To be able to do more, processors needed to be made super-scalar.
To achieve this, multiple parallel pipelines were implemented.
Keeping pipelines fed with data
The main performance issue with computers is typically memory latency.
Traditionally, the answer was just to stall and wait for it to become available.
This leaves the whole pipeline empty, potentially for hundreds of CPU cycles.
While CPU cache memory can help address this issue, it still cant fix it.
A new paradigm was needed to solve it.
That paradigm shift was Out Of Order Execution or OOO.
The first stage of a pipeline is to decode the instruction.
In an OOO CPU, decoded instructions are added to a queue.
They are only removed from the queue and actually processed when the data they need is available.

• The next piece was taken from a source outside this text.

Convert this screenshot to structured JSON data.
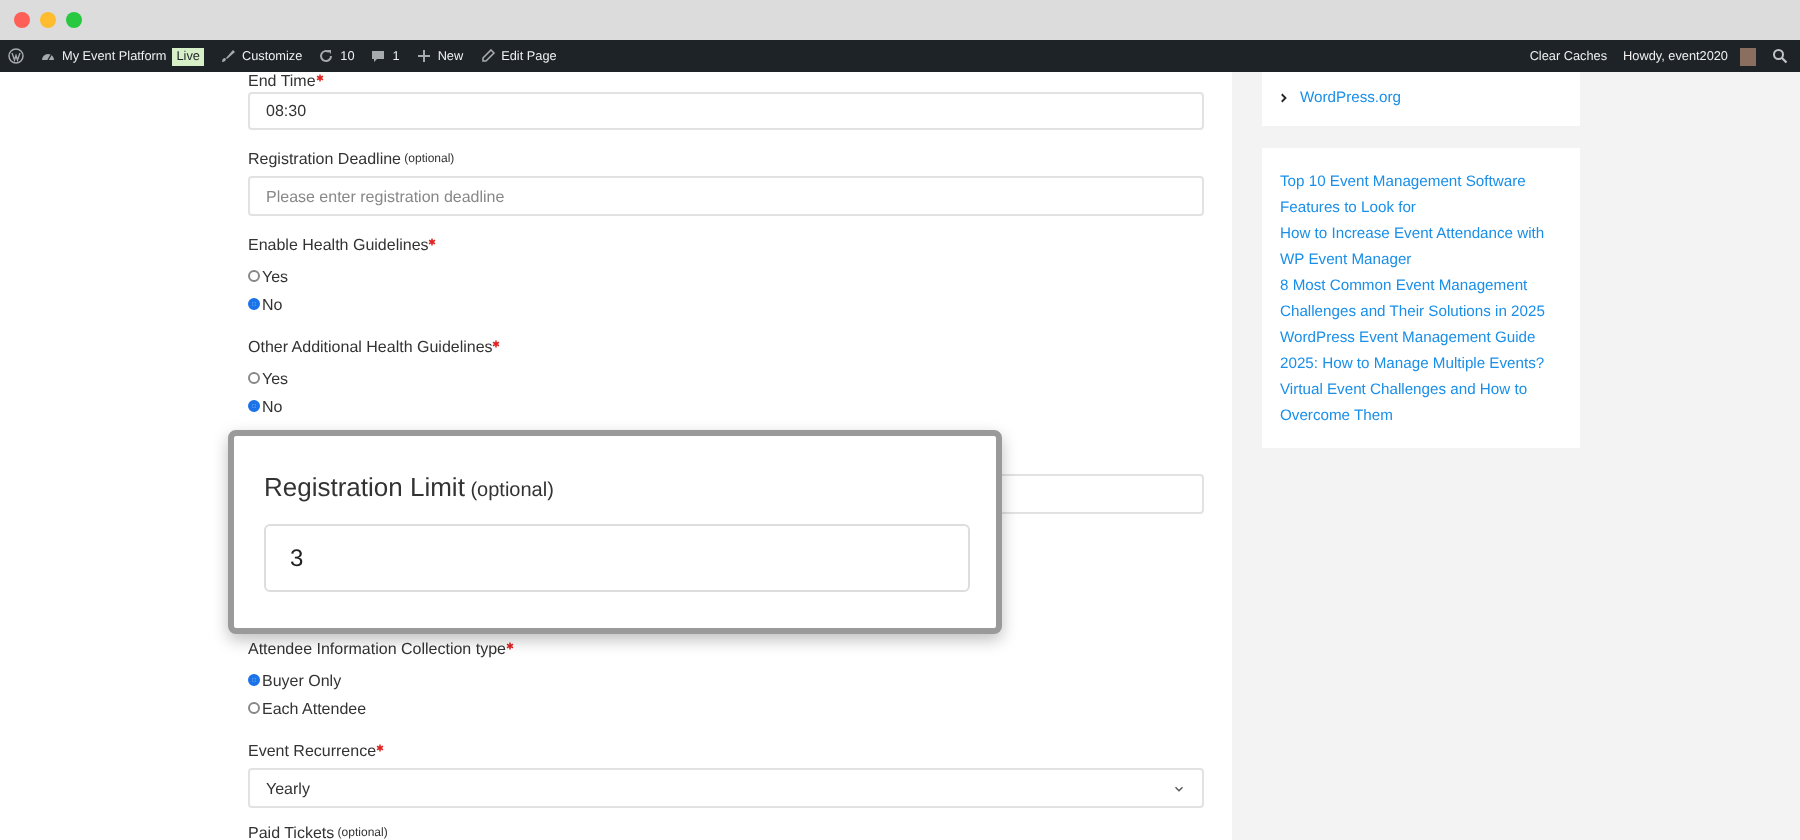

Critically, it doesnt matter what order the instructions were added to the queue.
Critical dependencies
This process assumes two things.
First of all, that it is possible to reliably identify and handle true dependencies.
Secondly that you’re able to reliably handle and identify false dependencies.
What is the difference?
Well, a true dependency is a dependency that cant be mitigated at all in an OOO system.
The easiest example is the read-after-write.
They must be completed in the order in which they were presented, or youll get nonsense data.
A false dependency is one that can be hidden with another clever trick.
Lets take the example of write-after-read.
At first glance, you might think that you cant overwrite data before youve read it.
Things arent that simple though.
This is the process of register renaming and it is critical to OOO processing.
Typically, an instruction set defines a set number of architectural registers that are used in the system.
You literally cant address any others.
But what if you do overprovision registers?
A real-world analogy would be hot-desking.
This is done on the basis of the earliest issued instructions that have data available.
OOO execution relies on register renaming to hide false dependencies.